In opposition to Roman Catholicism, for example, Anglicanism says the teaching of the church is an important authority, but it’s not God-breathed, and it’s not without error. In opposition to liberal, progressive Christianity, Anglicanism says your mistake is judging the Bible by a higher authority, be it reason or experience, and then objecting to the bits of the Bible which disagree with reason or experience. But the Christian faith has always maintained that the opposite is the case; we must judge our reason and our experience by the authority of the Bible.

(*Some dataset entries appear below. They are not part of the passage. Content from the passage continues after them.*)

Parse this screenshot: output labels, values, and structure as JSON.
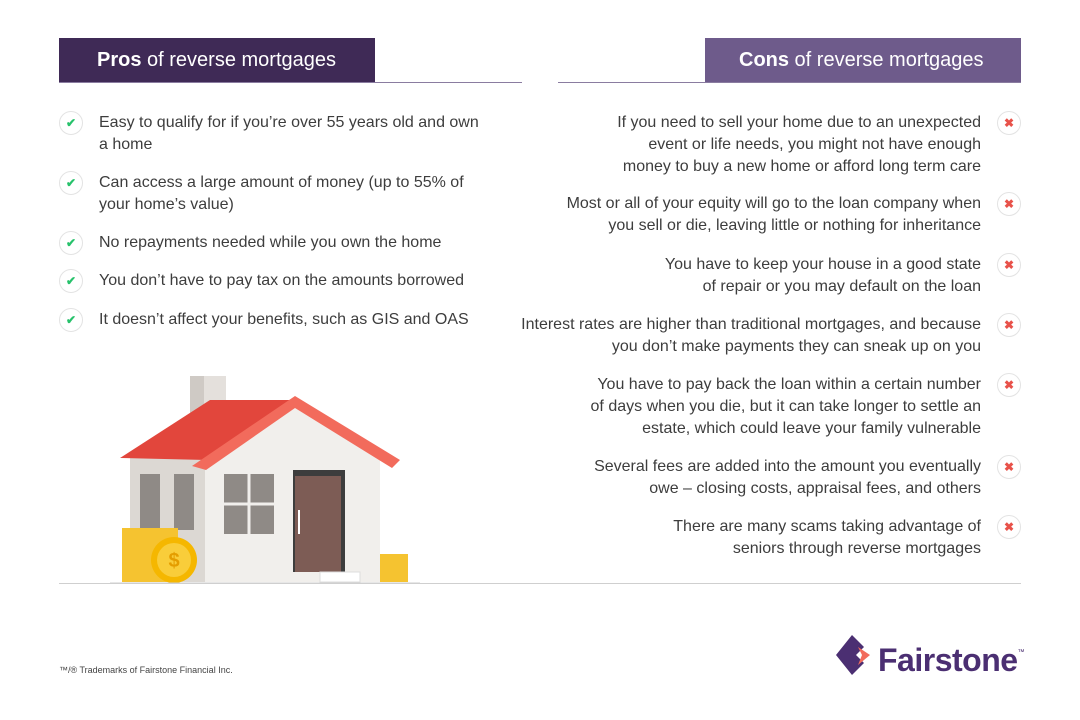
{
  "pros": {
    "title_bold": "Pros",
    "title_rest": " of reverse mortgages",
    "items": [
      "Easy to qualify for if you’re over 55 years old and own a home",
      "Can access a large amount of money (up to 55% of your home’s value)",
      "No repayments needed while you own the home",
      "You don’t have to pay tax on the amounts borrowed",
      "It doesn’t affect your benefits, such as GIS and OAS"
    ]
  },
  "cons": {
    "title_bold": "Cons",
    "title_rest": " of reverse mortgages",
    "items": [
      "If you need to sell your home due to an unexpected event or life needs, you might not have enough money to buy a new home or afford long term care",
      "Most or all of your equity will go to the loan company when you sell or die, leaving little or nothing for inheritance",
      "You have to keep your house in a good state of repair or you may default on the loan",
      "Interest rates are higher than traditional mortgages, and because you don’t make payments they can sneak up on you",
      "You have to pay back the loan within a certain number of days when you die, but it can take longer to settle an estate, which could leave your family vulnerable",
      "Several fees are added into the amount you eventually owe – closing costs, appraisal fees, and others",
      "There are many scams taking advantage of seniors through reverse mortgages"
    ]
  },
  "icons": {
    "pro": "check-icon",
    "con": "x-icon"
  },
  "colors": {
    "pros_header": "#3f2a56",
    "cons_header": "#6e5b8b",
    "check": "#27c26b",
    "x": "#e8524a",
    "brand": "#4b2f72"
  },
  "footer": {
    "trademark": "™/® Trademarks of Fairstone Financial Inc."
  },
  "logo": {
    "text": "Fairstone",
    "tm": "™"
  }
}
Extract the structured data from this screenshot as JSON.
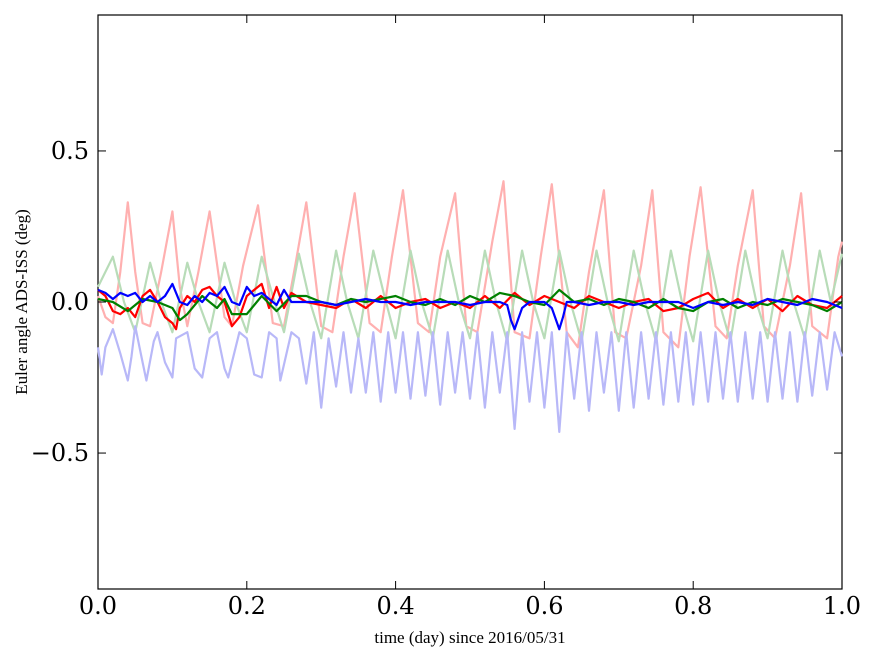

So I’d like to end with a deep question. I’m sorry if it’s a bit too deep for this time in the morning, but anyway, I’m going to throw it out there. What do you think is your highest authority? What’s your final court of appeal when judging what’s right or wrong, what’s true or false?
I think for most of us, we kind of just absorb what the world around us does in that, which is kind of a feeling, perhaps, feels right. Perhaps some of us are a little bit more old-fashioned in thinking, well, it’s got to be logical in order to be true or false.
But the question that we all need to ask is how can one be sure that one’s feeling that something’s right or wrong, or one’s reasoning, is free from the deep biases of the heart? If it sends experience, it’s the old empiricist way of doing things, if it can’t be judged by what we can see in here and test, then we can’t know if it’s true or false or right or wrong. But how can one know that God exists apart from sense experience? Perhaps we all live by the old adage, “I’ll just try to do what’s right.” But have not many people said that in the past, and we look back and think it wasn’t right at all.
To our modern years, saying the Bible is our final authority sounds a bit wacky, sounds a bit fundamentalist. But not only does it make perfect sense in philosophical terms, not only is it what Jesus and St. Paul believed, but it’s also an essential part of what it means to be an Anglican.